A few weeks ago, this space held up the example of Elizabeth Warren’s election as one of several important election night victories. The reasons cited in that particular column to celebrate Warren’s election were valid enough, however there is another important angle to this story that went unmentioned in that piece.
Up until 2008, Elizabeth Warren was not anywhere near the public eye. She taught law at Harvard, and involved herself in issues of economic justice. But things started to change when she was tapped to chair the Congressional Oversight Panel tasked with overseeing the gargantuan TARP bailout.
During this gig, she impressed the Obama administration sufficiently to be brought on board to help with the creation of the new Consumer Financial Protection Bureau—a federal agency responsible for policing the consumer finance market and ideally preventing another debacle like the subprime mortgage bloodbath.
The plan had been for her to helm the agency she helped create, but her appointment fell victim to the total war strategy employed by the Republicans in the lead-up to this year’s election. A full court media and political press was enacted to put the kibosh of Warren’s nomination. Glenn Beck practically pulled out his entrails right there on camera to demonstrate his consternation at the idea.
To prevent the infant agency from being crushed by the political circus, Warren’s nomination was shelved, and she went back to Massachusetts, where a unique opportunity was on the table. Ted Kennedy’s old Senate seat was, at the time, held by Republican Scott Brown, who won it by defeating Martha Coakley, by all accounts a disinterested and incompetent candidate.
The home of the Kennedys and the Celtics is deep blue territory, so it was a prime 2012 pickup opportunity for the Democrats, and with her high profile as a sort of political martyr, Elizabeth Warren was the ideal candidate. She ran unopposed for the Democratic nomination.
Scott Brown was—for today’s incarnation of the GOP, at least—a moderate. Supportive of same-sex marriage and vaguely pro-choice, Brown seems to be one of those Republicans who subscribe to the notion that the rubes can do whatever they want, as long as the government sticks to its central mission of protecting and enabling the wealthy and powerful.
He was also very popular among the pundit class, whereas Elizabeth Warren seemed to be viewed by the smug multi-millionaire television personalities mainly as an elitist nerd, the Oklahoma native’s working class background notwithstanding.
Brown attempted to capitalize on this in the same manner as a high school bully, treating Warren with a fair amount of scorn and derision during the campaign. His main line of attack seemed to be Warren’s questionable identification of herself as having Native American ancestry, and this became a ridiculous spat that dominated media coverage of the campaign.
It should be noted that, in my experience as a Southerner, pretty much every family—black or white—with roots below the 39th parallel claims native ancestry of some sort of another. And a few of those claims are probably even true.
Either way, it turned out that Massachusetts voters cared much more about the serious economic issues facing our nation and their state than they cared about whether Warren’s family had told some tall tales about phantom native ancestors, and Elizabeth Warren defeated Scott Brown.
Interestingly, when she met with Brown after the election, he reportedly couldn’t bring himself to refer to her as “Senator-elect,” instead calling her “Professor.” Once a condescending douchebag, always a condescending douchebag, apparently.
Regardless of Brown’s lack of respect or Republican demagoguery, Elizabeth Warren will soon find herself with a seat on the Senate’s powerful Banking Committee, where the people who most feared her appointment to the Consumer Financial Protection Bureau will have to answer to her. Or at least that’s how it would work in an ideal, “Mr. Smith Goes To Washington” type of world.
In the real world, which we all have the good fortune to occupy, the forces opposing Warren—or more accurately, the policies she supports and the philosophy she represents—will now hope to accomplish through entropy what couldn’t be done via political strong arming or electioneering.
It takes a long time to become truly influential in the United States Senate. It requires years of paying dues and being a loyal team player.

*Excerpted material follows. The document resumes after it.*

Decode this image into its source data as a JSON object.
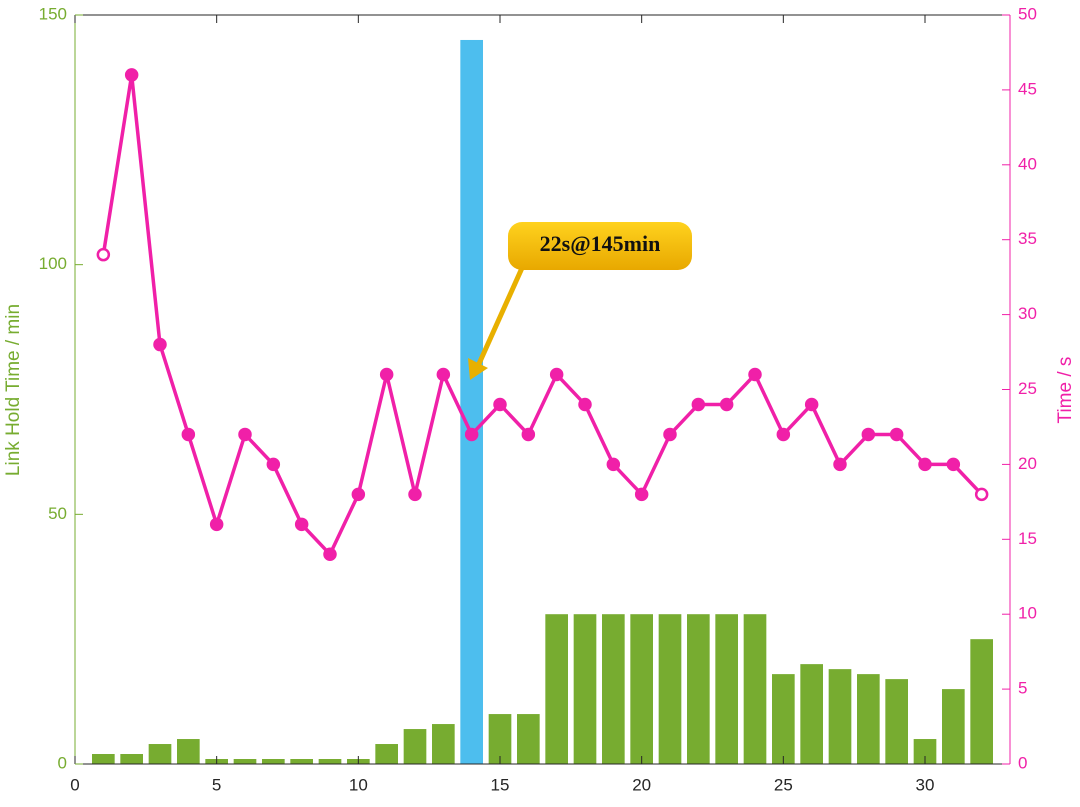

This is why ambitious pols like Barack Obama (as well as Hillary Clinton, John Edwards, and many others) inevitably leave the chamber to take a run at the big office over on Pennsylvania Avenue.
During the time it takes to build real influence, there is ample opportunity for activist heroes like Elizabeth Warren to be infected and co-opted by the demands of the political moment. That is not to say that she won’t be able to do some good, if she sticks to her guns, but those expecting her to come in and immediately wreck shop on Wall Street are probably going to be in for a dose of disappointment.